Выбрать главу

Она говорила на вандерском, где не было различия между "ты" и "вы", Но ее речь все равно была неслыханной по оскорбительности, а выражение лица дополнило картину. Двое притащивших ее слуг в ужасе переглянулись, размышляя, не отрежут ли им уши за то, что они такое слышали. Но Данстейн настолько удивился, что даже не вдумался в смысл ее слов:

— Это животное умеет разговаривать?

— Гораздо лучше, чем другое животное, стоящее передо мной. Странно, что ты вообще правильно соединяешь слова. Вначале мне показалось, что ты только и умеешь что размахивать куском железа, за который цепляешься. Видно, еще не все мозги в него переместились.
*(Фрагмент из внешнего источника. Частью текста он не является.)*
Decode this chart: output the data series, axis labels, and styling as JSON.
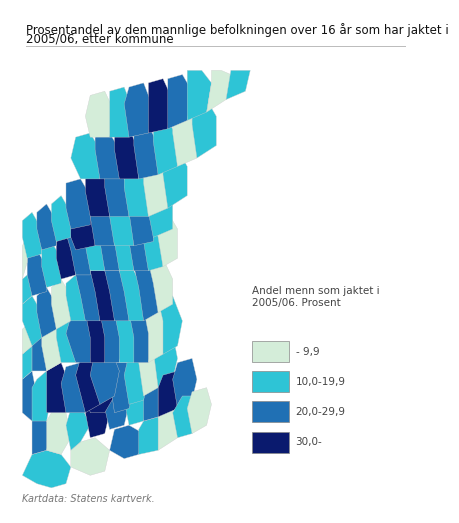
{
  "title_line1": "Prosentandel av den mannlige befolkningen over 16 år som har jaktet i",
  "title_line2": "2005/06, etter kommune",
  "title_fontsize": 8.5,
  "legend_title": "Andel menn som jaktet i\n2005/06. Prosent",
  "legend_labels": [
    "- 9,9",
    "10,0-19,9",
    "20,0-29,9",
    "30,0-"
  ],
  "legend_colors": [
    "#d4edd9",
    "#2ec4d6",
    "#2070b4",
    "#0a1a6e"
  ],
  "footer": "Kartdata: Statens kartverk.",
  "footer_fontsize": 7,
  "legend_fontsize": 7.5,
  "legend_title_fontsize": 7.5,
  "bg_color": "#ffffff",
  "title_separator_color": "#bbbbbb"
}
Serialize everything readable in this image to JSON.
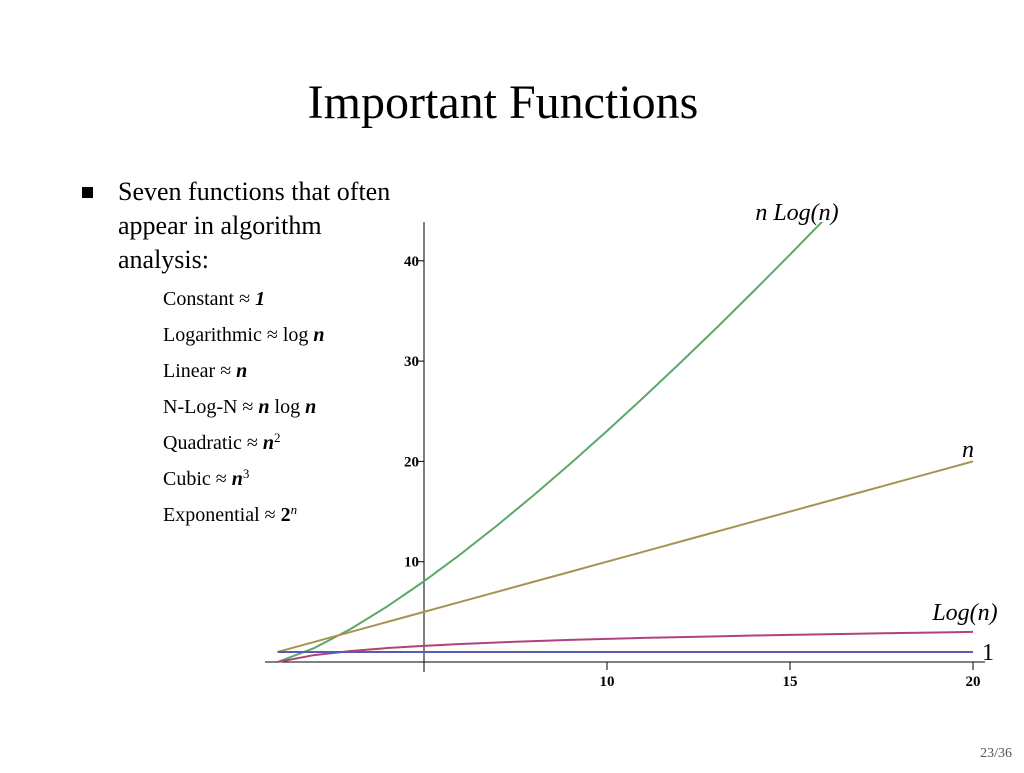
{
  "slide": {
    "title": "Important Functions",
    "bullet": "Seven functions that often appear in algorithm analysis:",
    "items": [
      [
        {
          "text": "Constant ≈ "
        },
        {
          "text": "1",
          "style": "bold-italic"
        }
      ],
      [
        {
          "text": "Logarithmic ≈ log "
        },
        {
          "text": "n",
          "style": "bold-italic"
        }
      ],
      [
        {
          "text": "Linear ≈ "
        },
        {
          "text": "n",
          "style": "bold-italic"
        }
      ],
      [
        {
          "text": "N-Log-N ≈ "
        },
        {
          "text": "n",
          "style": "bold-italic"
        },
        {
          "text": " log "
        },
        {
          "text": "n",
          "style": "bold-italic"
        }
      ],
      [
        {
          "text": "Quadratic ≈ "
        },
        {
          "text": "n",
          "style": "bold-italic"
        },
        {
          "text": "2",
          "style": "sup"
        }
      ],
      [
        {
          "text": "Cubic ≈ "
        },
        {
          "text": "n",
          "style": "bold-italic"
        },
        {
          "text": "3",
          "style": "sup"
        }
      ],
      [
        {
          "text": "Exponential ≈ "
        },
        {
          "text": "2",
          "style": "bold"
        },
        {
          "text": "n",
          "style": "sup-italic"
        }
      ]
    ],
    "page": "23/36"
  },
  "chart_data": {
    "type": "line",
    "x": [
      1,
      2,
      3,
      4,
      5,
      6,
      7,
      8,
      9,
      10,
      11,
      12,
      13,
      14,
      15,
      16,
      17,
      18,
      19,
      20
    ],
    "series": [
      {
        "name": "n Log(n)",
        "color": "#5aa86b",
        "values": [
          0,
          1.39,
          3.3,
          5.55,
          8.05,
          10.75,
          13.62,
          16.64,
          19.78,
          23.03,
          26.38,
          29.82,
          33.34,
          36.95,
          40.62,
          44.36,
          null,
          null,
          null,
          null
        ]
      },
      {
        "name": "n",
        "color": "#a69450",
        "values": [
          1,
          2,
          3,
          4,
          5,
          6,
          7,
          8,
          9,
          10,
          11,
          12,
          13,
          14,
          15,
          16,
          17,
          18,
          19,
          20
        ]
      },
      {
        "name": "Log(n)",
        "color": "#b0427a",
        "values": [
          0,
          0.69,
          1.1,
          1.39,
          1.61,
          1.79,
          1.95,
          2.08,
          2.2,
          2.3,
          2.4,
          2.48,
          2.56,
          2.64,
          2.71,
          2.77,
          2.83,
          2.89,
          2.94,
          3.0
        ]
      },
      {
        "name": "1",
        "color": "#5a5ab0",
        "values": [
          1,
          1,
          1,
          1,
          1,
          1,
          1,
          1,
          1,
          1,
          1,
          1,
          1,
          1,
          1,
          1,
          1,
          1,
          1,
          1
        ]
      }
    ],
    "xlim": [
      0.6,
      20.3
    ],
    "ylim": [
      0,
      44
    ],
    "xticks": [
      10,
      15,
      20
    ],
    "yticks": [
      10,
      20,
      30,
      40
    ],
    "origin": [
      5,
      0
    ]
  }
}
Гвендолен увернулась от прямого удара по лицу только потому, что долго жила среди людей и умела угадывать их движения. Данстейн на самом деле провел большую часть жизни в сражениях — его сапог угодил в ключицу, и Гвендолен преисполнилась уверенности, что он окончательно доломал все, что было повреждено.

— Ты уже добываешь славу в боях, конунг? Поздравляю, ты нашел себе достойного противника со связанными руками, — Гвендолен безуспешно попыталась подняться, но для этого надо было для начала опереться на здоровый локоть, которого не было. — Надеешься вернуть утраченную честь? Она возрастет до небес после такого сражения.

Данстейн уже отвернулся. В его глазах сохранялось выражение ледяного удивления, с которым он назвал ее животным. Он разлепил губы, чуть помолчал, но потом бросил скорее для застывшей вокруг свиты:

— Это существо не может задеть моей чести. Как не может лошадь или собака.

— Если мои слова не умалили твоей славы, зачем же ты ударил меня?

— Я сам могу решать, когда бить принадлежащих мне животных.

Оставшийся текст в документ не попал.